Just to summarise and re-phrase the questions above (which migh be simpler):

1. Which is the exact input for Seurat and Scanorama if I'm interested in using the top performance parameters obtained in the paper? (which were for the methods: Seurat v3 RPCA (RPCA + HVG + scaling - full gene exp. matrix); Scanorama (HVG + scaling - embedding))
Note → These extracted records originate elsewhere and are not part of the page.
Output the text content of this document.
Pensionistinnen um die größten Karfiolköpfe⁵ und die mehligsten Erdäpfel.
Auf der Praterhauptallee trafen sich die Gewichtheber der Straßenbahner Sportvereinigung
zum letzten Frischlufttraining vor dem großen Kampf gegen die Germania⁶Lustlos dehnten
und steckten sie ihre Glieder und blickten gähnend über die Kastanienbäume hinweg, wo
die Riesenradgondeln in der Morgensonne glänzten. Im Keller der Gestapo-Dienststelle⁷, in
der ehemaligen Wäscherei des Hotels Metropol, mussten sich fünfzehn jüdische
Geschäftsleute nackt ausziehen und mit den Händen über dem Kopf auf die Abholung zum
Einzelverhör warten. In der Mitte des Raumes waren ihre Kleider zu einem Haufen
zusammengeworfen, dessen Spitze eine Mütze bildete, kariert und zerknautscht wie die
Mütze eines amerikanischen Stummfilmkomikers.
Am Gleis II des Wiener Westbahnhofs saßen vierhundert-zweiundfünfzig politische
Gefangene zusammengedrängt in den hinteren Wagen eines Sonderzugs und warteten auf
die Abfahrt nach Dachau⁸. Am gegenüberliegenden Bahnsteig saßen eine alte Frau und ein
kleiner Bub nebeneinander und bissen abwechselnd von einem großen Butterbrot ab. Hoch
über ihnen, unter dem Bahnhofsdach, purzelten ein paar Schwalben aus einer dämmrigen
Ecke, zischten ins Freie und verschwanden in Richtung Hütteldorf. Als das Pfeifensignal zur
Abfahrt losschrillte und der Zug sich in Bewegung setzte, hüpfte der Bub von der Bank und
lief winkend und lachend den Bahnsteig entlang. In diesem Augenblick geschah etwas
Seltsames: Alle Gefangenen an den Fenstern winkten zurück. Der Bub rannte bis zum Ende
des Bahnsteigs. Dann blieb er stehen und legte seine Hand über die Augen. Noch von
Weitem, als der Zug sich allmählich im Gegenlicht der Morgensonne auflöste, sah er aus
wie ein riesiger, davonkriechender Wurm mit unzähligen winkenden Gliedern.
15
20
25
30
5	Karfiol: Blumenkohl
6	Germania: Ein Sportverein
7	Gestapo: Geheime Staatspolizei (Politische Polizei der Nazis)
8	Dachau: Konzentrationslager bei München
2. Which type of information the unintegrated and integrated anndata objects need to provide to the function scib.me.metrics_fast() depending if I use type equal full or embed?

Sorry for the long post.

Thank you in advance for the great package and any feedback that you may give.

Best regards,

António

[mumichae]

Please refer to the documentation for a user guide for the required preprocessing steps and the API documentation for the different metrics and wrappers. Also check the scib-pipeline for the exact workflow that we used in the paper. This might help address some of your questions.

Conversion with R is something that might need to be updated at some point.